The explosion of a bomb in a fuel truck in a market in Afrin killed "at least 46 people, including civilians, and wounded 50 others," according to Rami Abdul Rahman, the head of the Britain-based Syrian Observatory for Human Rights.
Updating an earlier toll, he said the number could climb still further as some of the wounded were in critical condition.
At least six pro-Turkish Syrian fighters were among the dead, he added.
It was not immediately clear who was behind the blast, one of the largest to rock Afrin since Turkish troops and allied rebels seized the region from Kurdish forces in March 2018 after a two-month air and ground offensive.

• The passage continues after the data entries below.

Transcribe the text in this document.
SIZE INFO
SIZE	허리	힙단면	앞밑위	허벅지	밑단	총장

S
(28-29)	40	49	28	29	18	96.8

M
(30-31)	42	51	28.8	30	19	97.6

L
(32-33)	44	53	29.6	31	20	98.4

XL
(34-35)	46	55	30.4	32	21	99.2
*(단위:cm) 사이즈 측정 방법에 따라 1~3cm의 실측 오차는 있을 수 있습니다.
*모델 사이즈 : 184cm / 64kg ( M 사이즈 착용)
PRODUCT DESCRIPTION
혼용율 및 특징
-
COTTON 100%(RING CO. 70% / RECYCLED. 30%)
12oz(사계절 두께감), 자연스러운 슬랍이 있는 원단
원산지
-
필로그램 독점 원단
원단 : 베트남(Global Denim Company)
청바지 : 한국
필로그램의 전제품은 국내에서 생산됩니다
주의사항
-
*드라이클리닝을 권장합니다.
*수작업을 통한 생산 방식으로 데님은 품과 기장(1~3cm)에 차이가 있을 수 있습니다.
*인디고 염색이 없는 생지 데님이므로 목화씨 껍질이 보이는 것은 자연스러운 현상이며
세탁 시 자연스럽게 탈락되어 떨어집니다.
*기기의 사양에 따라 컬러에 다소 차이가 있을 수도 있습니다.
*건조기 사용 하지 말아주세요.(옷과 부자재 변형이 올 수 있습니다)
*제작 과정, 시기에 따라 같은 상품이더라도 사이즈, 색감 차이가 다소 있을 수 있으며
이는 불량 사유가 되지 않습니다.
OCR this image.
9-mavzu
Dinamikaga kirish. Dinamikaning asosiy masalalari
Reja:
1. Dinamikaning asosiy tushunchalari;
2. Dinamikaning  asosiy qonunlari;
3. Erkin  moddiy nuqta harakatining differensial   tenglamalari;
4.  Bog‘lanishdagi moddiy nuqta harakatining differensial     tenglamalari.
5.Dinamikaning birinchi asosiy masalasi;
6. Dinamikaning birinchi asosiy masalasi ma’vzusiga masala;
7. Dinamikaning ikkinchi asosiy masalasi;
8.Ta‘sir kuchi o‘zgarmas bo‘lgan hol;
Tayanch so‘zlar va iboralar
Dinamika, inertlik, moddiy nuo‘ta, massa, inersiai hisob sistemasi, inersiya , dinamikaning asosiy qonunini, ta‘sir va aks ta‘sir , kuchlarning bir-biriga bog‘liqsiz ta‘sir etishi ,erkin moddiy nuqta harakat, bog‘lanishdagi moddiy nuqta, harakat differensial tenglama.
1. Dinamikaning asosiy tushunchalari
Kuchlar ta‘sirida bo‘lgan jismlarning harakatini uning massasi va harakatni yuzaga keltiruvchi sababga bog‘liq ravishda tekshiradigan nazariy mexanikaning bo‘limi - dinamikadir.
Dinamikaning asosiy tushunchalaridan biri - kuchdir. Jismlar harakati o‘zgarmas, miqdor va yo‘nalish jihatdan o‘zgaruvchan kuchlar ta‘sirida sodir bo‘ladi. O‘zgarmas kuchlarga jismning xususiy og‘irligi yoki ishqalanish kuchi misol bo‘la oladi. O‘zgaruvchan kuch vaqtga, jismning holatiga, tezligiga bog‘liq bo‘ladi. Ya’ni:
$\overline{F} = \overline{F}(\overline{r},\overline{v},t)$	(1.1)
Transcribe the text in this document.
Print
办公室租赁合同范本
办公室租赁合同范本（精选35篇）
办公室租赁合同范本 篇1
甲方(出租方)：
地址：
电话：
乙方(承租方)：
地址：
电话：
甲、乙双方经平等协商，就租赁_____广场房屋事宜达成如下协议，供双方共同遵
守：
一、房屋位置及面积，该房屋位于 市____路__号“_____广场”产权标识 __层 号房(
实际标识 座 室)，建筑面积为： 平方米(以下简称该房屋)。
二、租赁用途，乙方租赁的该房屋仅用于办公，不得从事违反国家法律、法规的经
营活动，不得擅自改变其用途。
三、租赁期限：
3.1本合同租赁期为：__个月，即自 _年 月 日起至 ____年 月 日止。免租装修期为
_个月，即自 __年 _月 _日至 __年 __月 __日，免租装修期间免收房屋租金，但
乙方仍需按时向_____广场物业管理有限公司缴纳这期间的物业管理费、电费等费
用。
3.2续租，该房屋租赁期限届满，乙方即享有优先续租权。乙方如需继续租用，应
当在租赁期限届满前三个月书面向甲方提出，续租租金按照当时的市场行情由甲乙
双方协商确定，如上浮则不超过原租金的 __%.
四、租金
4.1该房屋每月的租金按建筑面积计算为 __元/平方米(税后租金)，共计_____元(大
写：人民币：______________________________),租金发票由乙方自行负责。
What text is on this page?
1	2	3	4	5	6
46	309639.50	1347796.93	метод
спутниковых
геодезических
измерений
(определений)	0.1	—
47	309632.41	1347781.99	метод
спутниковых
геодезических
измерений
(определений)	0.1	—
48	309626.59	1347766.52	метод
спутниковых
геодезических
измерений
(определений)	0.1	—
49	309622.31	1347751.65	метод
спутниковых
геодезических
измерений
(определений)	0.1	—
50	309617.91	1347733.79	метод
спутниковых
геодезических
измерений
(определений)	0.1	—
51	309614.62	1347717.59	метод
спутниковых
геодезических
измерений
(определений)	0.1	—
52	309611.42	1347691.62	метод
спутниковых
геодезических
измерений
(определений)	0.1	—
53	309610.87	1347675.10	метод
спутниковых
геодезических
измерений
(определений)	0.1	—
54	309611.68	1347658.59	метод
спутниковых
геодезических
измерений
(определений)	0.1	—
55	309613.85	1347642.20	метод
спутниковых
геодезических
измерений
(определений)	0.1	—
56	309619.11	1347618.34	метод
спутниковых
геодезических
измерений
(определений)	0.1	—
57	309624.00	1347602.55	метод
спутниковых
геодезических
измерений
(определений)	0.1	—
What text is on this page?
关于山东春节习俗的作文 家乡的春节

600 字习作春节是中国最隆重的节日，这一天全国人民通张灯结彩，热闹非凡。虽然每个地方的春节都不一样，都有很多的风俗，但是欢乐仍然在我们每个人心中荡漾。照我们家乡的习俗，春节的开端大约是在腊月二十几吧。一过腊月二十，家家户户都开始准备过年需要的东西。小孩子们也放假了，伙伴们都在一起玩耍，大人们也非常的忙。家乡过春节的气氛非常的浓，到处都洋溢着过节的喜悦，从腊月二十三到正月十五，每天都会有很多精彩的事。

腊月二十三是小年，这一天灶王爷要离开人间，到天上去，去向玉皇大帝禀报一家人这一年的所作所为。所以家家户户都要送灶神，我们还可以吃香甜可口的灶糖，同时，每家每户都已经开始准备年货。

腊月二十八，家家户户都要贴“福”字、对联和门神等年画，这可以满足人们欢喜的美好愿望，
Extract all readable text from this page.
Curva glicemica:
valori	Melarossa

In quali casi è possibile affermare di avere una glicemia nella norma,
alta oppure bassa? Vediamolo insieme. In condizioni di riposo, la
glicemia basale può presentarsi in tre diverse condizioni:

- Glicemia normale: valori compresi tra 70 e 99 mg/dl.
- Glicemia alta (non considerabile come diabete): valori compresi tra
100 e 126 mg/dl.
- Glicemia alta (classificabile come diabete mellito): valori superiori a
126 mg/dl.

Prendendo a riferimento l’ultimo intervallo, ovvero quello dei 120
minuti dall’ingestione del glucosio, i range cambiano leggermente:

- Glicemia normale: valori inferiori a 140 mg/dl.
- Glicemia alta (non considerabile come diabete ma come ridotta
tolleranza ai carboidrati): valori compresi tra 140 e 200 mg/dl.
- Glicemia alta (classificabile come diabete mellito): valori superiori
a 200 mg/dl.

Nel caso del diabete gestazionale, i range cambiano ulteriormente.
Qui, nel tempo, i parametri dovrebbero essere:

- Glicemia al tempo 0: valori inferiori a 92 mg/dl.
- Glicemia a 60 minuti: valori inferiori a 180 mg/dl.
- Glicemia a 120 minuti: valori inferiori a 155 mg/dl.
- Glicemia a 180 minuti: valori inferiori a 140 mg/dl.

The Turkish defence ministry blamed Tuesday's attack on the Kurdish People's Protection Units (YPG) which it views as a "terrorist" offshoot of the outlawed Kurdistan Workers' Party (PKK).
"The enemy of humanity PKK/YPG has once again targeted innocent civilians in Afrin," the Turkish ministry said on Twitter.
The PKK has been waging a bloody insurgency in Turkey for three decades.
In January, at least seven people were killed in a car bomb in Azaz, another northern city held by pro-Turkey forces, according to the Observatory, which relies on a network of sources inside Syria.
The Syrian conflict has killed more than 380,000 people since 2011 and forced more than half of the country's pre-war population from their homes.